渡良瀬遊水地におけるハイパースペクトルリモートセンシングを用いた絶滅危惧植物の生育環境特性の解析

*石井潤(東大院・農),鷲谷いづみ(東大院・農)

関東平野の北部に位置する渡良瀬遊水地は、本州以南で最大の面積(約3,300ha)を持つ湿地帯であり、ヨシとオギの高茎草本群落が発達する湿地の中に全国的に絶滅が危惧される植物が約50種生育する生物多様性保全上重要なウェットランドの1つである。筆者らは、第54回大会において、航空機搭載型ハイパースペクトルリモートセンシングを用いてヨシとオギのシュート密度を推定し、シュート密度比から下層植生タイプを地図化する手法を報告した。作成した地図を用いて絶滅危惧種8種の分布と下層植生タイプとの関係を解析した結果、絶滅危惧種の潜在的生育適地をいくつかのタイプに類型化することができた。

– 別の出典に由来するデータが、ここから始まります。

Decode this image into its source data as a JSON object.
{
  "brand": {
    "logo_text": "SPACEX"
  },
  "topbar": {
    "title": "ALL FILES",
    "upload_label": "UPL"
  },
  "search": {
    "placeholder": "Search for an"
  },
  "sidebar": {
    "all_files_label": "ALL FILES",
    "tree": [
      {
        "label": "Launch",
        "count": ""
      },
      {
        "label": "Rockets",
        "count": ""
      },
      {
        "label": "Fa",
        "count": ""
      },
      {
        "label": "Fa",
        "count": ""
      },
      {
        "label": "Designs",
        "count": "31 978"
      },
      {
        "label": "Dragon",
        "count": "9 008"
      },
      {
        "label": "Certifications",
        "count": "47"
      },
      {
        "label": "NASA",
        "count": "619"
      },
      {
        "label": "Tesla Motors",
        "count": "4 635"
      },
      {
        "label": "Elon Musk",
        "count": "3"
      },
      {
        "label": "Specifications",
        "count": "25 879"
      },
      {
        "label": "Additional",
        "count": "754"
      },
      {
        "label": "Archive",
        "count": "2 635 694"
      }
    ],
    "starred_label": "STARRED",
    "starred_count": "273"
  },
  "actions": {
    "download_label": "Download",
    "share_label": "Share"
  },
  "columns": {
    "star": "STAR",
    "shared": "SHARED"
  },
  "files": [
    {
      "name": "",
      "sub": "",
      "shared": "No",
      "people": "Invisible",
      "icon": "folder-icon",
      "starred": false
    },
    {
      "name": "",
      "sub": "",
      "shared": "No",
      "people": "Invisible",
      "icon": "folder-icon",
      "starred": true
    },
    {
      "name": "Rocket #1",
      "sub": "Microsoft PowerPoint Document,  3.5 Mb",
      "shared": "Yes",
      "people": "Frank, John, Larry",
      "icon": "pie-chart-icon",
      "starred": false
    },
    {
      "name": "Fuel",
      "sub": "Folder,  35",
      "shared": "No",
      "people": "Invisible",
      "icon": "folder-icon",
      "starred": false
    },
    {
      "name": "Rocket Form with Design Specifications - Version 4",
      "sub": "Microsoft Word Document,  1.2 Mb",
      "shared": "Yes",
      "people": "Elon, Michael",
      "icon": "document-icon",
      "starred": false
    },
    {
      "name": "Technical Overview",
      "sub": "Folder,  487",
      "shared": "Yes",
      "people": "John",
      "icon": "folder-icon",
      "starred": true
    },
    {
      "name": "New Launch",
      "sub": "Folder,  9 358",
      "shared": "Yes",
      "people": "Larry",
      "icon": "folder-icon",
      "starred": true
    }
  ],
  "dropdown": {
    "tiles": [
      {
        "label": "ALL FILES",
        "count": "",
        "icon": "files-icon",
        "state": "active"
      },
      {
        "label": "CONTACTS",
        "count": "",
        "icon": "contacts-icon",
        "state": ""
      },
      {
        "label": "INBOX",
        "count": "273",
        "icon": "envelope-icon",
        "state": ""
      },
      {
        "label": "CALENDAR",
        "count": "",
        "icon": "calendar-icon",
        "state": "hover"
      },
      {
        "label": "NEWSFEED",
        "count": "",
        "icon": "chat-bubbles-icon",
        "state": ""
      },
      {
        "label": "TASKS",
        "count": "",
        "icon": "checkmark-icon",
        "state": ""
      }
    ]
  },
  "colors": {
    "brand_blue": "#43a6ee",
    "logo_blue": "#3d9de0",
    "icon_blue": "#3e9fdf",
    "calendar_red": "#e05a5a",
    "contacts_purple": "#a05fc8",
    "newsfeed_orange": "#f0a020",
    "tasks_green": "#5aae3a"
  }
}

本研究では、現地に設けた20 ha(400×500 m)の調査エリアを10×10 mのメッシュに区切り、合計2000メッシュで絶滅危惧種の順位密度データを取得した。種ごとの潜在的生育適地をヨシおよびオギの総シュート密度とシュート密度比を指標として把握する可能性を一般化線形モデルを用いて検討した。まず、ハイパースペクトルリモートセンシングを用いて作成したヨシとオギのシュート密度地図から各メッシュのシュート密度データを抽出し、総シュート密度とシュート密度比を算出した。調査地で比較的高い出現頻度と密度を示した6種の絶滅危惧種を対象としてAICに基づくモデル選択を実施した結果、5種で総シュート密度あるいはシュート密度比が変数として選択された。以上の結果に基づいて、ハイパースペクトルリモートセンシングによって推定したヨシおよびオギのシュート密度から、絶滅危惧種の潜在的生育適地を地図化する手法の可能性について考察する。